Di nuovo leggiamo che nell'ultimo tempo sorgerà un nemico di Dio così impareggiabile che il suo movimento supererà tutti gli altri, e sarà "l'apostasia", e lui stesso sarà "l'uomo del peccato" e "il figlio della perdizione". ", titolo che condivide solo con Iscariota. Ora, l'essenza della sua portentosa colpa è che «si oppone e si esalta contro tutto ciò che è chiamato Dio o che è adorato»: è un mostruoso egoismo, «promettersi come Dio», e un odio del ritegno tale da renderlo "l'empio" ( 2 Tessalonicesi 2:3 ).

Nella misura in cui questi passaggi sono del tutto definiti nelle loro descrizioni, sono del tutto armoniosi. Non descrivono peccato della carne, d'impulso, fragilità o passione, né tuttavia un lasso spirituale di un'ora incustodita, di temeraria speculazione d'opinione errata o fuorviata. Non parlano di sincera incapacità di accettare la dottrina di Cristo o di riconoscere il suo incarico, anche se spira minacce e stragi.

Non si applicano nemmeno al terribile peccato di rinnegare Cristo con terrore, anche se si dovrebbe maledire e giurare, dicendo: Non conosco l'uomo. Parlano di rifiuto deliberato e consapevole del bene e di scelta del male, dell'avversione volontaria dell'anima dalle influenze sacre, della negazione pubblica e del calpestio sotto i piedi di Cristo, l'opposizione di tutto ciò che è chiamato Dio.

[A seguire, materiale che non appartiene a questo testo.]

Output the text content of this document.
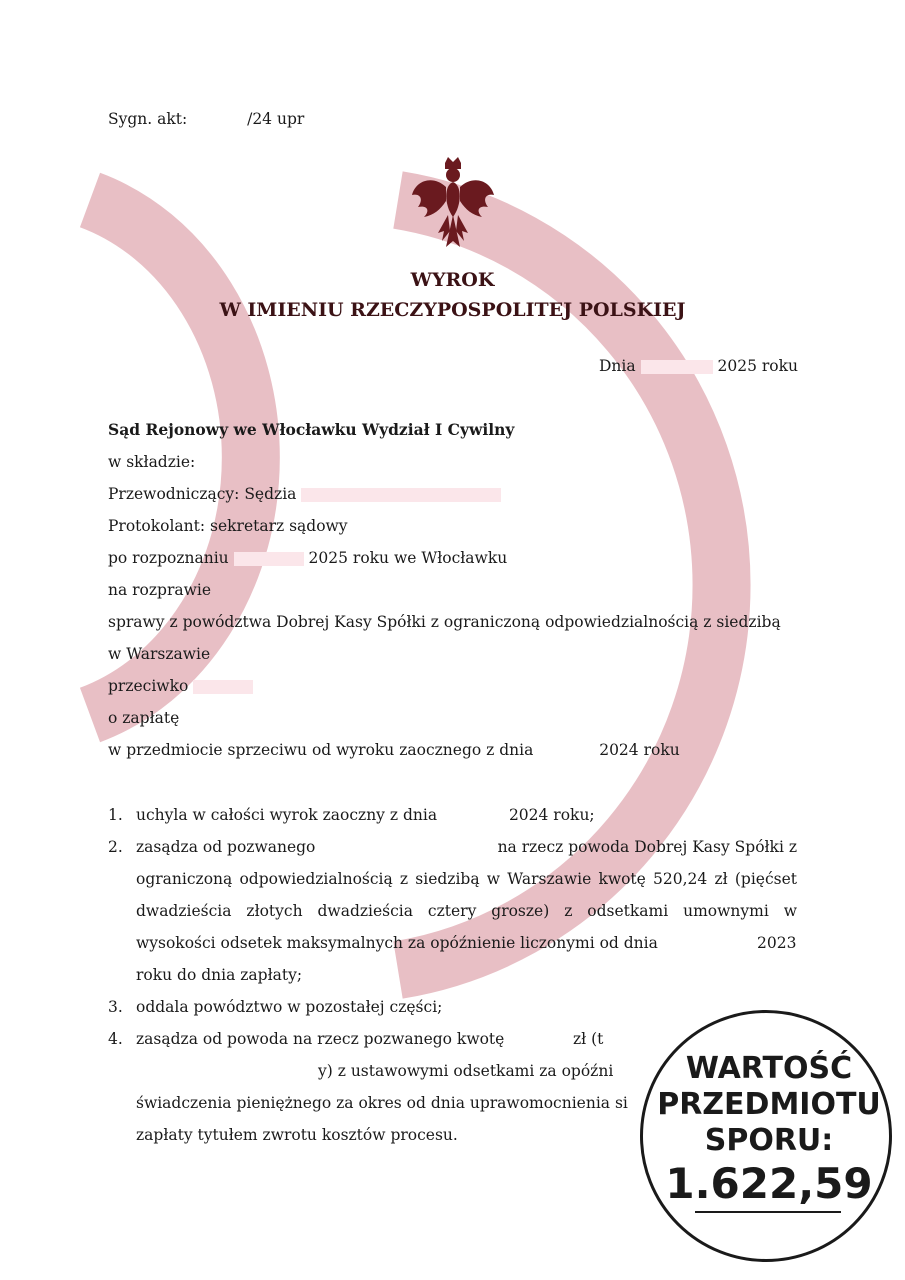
Sygn. akt:	/24 upr
WYROK
W IMIENIU RZECZYPOSPOLITEJ POLSKIEJ
Dnia	2025 roku
Sąd Rejonowy we Włocławku Wydział I Cywilny
w składzie:
Przewodniczący: Sędzia
Protokolant: sekretarz sądowy
po rozpoznaniu	2025 roku we Włocławku
na rozprawie
sprawy z powództwa Dobrej Kasy Spółki z ograniczoną odpowiedzialnością z siedzibą
w Warszawie
przeciwko
o zapłatę
w przedmiocie sprzeciwu od wyroku zaocznego z dnia	2024 roku
1. uchyla w całości wyrok zaoczny z dnia	2024 roku;
2. zasądza od pozwanego	na rzecz powoda Dobrej Kasy Spółki z
ograniczoną odpowiedzialnością z siedzibą w Warszawie kwotę 520,24 zł (pięćset
dwadzieścia złotych dwadzieścia cztery grosze) z odsetkami umownymi w
wysokości odsetek maksymalnych za opóźnienie liczonymi od dnia	2023
roku do dnia zapłaty;
3. oddala powództwo w pozostałej części;
4. zasądza od powoda na rzecz pozwanego kwotę	zł (t
y) z ustawowymi odsetkami za opóźni
świadczenia pieniężnego za okres od dnia uprawomocnienia si
zapłaty tytułem zwrotu kosztów procesu.
WARTOŚĆ
PRZEDMIOTU
SPORU:
1.622,59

E un confronto di questi passaggi ci permette di capire perché questo peccato non può mai essere perdonato. È perché il bene stesso è diventato il cibo e il carburante della sua malvagità, suscitando la sua opposizione, scatenando la sua rabbia, che l'apostata non può essere rinnovato di nuovo fino al pentimento. Il peccato è più indomabile che imperdonabile: è entrato a far parte della personalità del peccatore; è incurabile, peccato eterno.

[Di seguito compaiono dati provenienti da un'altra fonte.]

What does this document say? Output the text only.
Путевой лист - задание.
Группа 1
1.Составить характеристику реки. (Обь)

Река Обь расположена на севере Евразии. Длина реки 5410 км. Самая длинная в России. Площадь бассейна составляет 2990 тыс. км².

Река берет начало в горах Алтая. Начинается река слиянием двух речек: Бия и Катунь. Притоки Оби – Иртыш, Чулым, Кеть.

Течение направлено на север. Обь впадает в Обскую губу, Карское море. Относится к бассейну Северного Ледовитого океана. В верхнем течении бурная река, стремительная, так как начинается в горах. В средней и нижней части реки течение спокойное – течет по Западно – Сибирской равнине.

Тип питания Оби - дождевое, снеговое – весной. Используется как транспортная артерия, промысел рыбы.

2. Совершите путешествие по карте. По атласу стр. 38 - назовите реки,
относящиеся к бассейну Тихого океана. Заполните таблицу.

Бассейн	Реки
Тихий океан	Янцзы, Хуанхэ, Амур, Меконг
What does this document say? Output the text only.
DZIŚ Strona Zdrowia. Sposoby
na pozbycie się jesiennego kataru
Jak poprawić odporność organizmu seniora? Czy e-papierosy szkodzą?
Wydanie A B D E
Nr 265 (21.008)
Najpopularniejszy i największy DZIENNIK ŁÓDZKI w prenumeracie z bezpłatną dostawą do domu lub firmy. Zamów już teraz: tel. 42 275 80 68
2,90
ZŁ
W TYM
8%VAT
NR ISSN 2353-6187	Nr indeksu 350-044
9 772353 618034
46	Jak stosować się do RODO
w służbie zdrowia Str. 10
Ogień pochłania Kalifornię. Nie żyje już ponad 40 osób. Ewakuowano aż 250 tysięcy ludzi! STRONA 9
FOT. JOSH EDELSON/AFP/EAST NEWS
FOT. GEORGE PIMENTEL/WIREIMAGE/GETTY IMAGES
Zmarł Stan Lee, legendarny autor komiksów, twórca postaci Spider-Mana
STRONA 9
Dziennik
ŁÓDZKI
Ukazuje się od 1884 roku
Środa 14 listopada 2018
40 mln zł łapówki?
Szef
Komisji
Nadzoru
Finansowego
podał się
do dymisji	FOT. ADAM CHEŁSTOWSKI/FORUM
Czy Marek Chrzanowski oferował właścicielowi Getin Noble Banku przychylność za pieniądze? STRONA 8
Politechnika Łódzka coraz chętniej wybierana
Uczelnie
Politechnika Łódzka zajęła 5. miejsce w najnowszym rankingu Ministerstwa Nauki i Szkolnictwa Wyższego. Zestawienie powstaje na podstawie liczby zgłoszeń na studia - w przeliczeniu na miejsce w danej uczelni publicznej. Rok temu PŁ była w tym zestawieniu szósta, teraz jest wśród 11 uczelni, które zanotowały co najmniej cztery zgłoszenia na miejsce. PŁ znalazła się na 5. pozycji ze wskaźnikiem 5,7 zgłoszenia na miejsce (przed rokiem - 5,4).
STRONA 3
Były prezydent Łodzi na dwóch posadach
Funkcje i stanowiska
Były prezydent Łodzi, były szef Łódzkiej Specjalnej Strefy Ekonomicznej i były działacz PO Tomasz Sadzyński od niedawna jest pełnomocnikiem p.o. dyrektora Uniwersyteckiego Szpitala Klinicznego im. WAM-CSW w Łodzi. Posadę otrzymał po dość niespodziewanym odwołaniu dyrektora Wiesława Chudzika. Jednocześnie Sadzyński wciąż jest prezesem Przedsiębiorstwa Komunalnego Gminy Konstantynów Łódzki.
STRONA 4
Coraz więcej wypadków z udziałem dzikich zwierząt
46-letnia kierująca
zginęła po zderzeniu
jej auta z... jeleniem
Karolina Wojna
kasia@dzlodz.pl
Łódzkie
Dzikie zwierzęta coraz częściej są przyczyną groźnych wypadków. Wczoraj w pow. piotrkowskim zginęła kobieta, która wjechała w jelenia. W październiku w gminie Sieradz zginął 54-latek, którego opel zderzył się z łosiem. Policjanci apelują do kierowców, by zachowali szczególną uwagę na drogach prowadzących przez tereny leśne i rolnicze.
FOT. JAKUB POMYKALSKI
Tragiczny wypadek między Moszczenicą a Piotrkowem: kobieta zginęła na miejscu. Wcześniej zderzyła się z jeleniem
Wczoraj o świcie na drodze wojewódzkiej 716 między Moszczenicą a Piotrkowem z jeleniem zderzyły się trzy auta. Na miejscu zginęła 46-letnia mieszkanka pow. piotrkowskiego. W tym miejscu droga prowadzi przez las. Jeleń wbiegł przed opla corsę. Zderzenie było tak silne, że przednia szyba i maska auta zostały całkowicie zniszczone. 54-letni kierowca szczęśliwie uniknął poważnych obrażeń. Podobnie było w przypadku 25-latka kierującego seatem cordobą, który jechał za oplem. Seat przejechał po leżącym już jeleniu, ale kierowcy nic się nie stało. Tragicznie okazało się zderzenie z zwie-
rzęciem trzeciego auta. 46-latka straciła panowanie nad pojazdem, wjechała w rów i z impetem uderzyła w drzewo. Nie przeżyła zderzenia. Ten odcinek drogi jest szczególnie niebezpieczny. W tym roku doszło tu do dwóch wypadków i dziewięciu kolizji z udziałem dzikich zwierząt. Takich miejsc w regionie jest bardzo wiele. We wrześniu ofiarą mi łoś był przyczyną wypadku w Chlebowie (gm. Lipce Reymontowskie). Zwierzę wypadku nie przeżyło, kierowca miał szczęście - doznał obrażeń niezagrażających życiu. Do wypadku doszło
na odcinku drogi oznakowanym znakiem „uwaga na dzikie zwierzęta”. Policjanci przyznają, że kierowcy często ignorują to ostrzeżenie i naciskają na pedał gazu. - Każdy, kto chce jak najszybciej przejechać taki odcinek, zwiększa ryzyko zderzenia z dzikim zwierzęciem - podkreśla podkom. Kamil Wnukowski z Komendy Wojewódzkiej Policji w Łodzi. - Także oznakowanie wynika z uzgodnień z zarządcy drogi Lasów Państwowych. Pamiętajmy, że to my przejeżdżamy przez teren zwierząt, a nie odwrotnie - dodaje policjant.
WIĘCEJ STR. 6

Non c'è nulla che possa allarmare qualsiasi persona in lutto la cui contrizione dimostri che è stato effettivamente possibile rinnovarlo fino al pentimento. Nessun penitente è mai stato rifiutato per questa colpa, perché nessun penitente è mai stato così colpevole.

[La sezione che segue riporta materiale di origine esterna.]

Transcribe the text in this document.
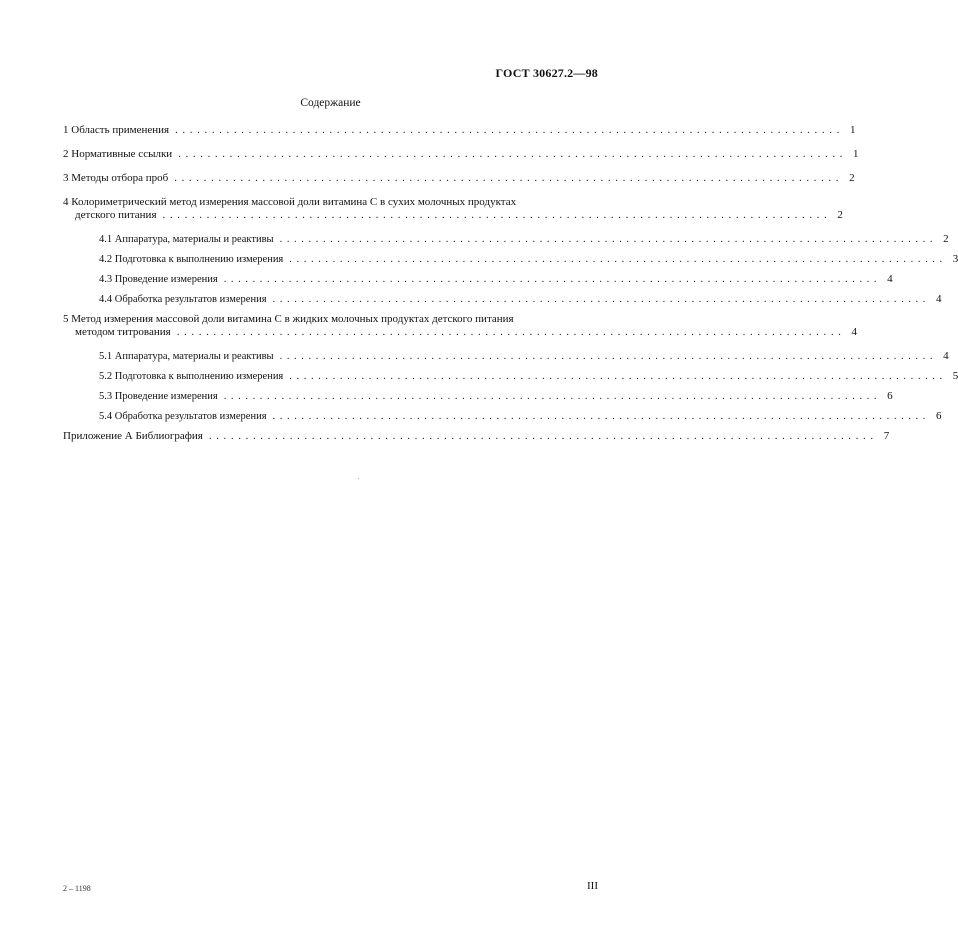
ГОСТ 30627.2—98
Содержание
1 Область применения ........................................................................................... 1
2 Нормативные ссылки ........................................................................................... 1
3 Методы отбора проб ........................................................................................... 2
4 Колориметрический метод измерения массовой доли витамина С в сухих молочных продуктах
детского питания ........................................................................................... 2
4.1 Аппаратура, материалы и реактивы ........................................................................................... 2
4.2 Подготовка к выполнению измерения ........................................................................................... 3
4.3 Проведение измерения ........................................................................................... 4
4.4 Обработка результатов измерения ........................................................................................... 4
5 Метод измерения массовой доли витамина С в жидких молочных продуктах детского питания
методом титрования ........................................................................................... 4
5.1 Аппаратура, материалы и реактивы ........................................................................................... 4
5.2 Подготовка к выполнению измерения ........................................................................................... 5
5.3 Проведение измерения ........................................................................................... 6
5.4 Обработка результатов измерения ........................................................................................... 6
Приложение А Библиография ........................................................................................... 7
2 – 1198	III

E stando così, ecco l'incoraggiamento più forte possibile per tutti coloro che desiderano la misericordia. Ogni altro peccato, ogni altra bestemmia sarà perdonata. Il cielo non respinge il più vile a cui il mondo sibila, il più disperato e macchiato di sangue la cui vita il mondo esige per vendetta per i suoi oltraggi. Nessuno è perduto se non il cuore duro e impenitente che accumula per sé l'ira contro il giorno dell'ira.

[6] «La teologia sarebbe stata risparmiata molto da questo passo e da un'angoscia indicibile alle anime timide e ansiose, se gli uomini avessero aderito strettamente all'espressione di Cristo. Poiché qui non si parla di peccato contro lo Spirito Santo, ma di bestemmia. contro lo Spirito Santo." - Lange "Vita di Cristo", vol. 2 pag 269.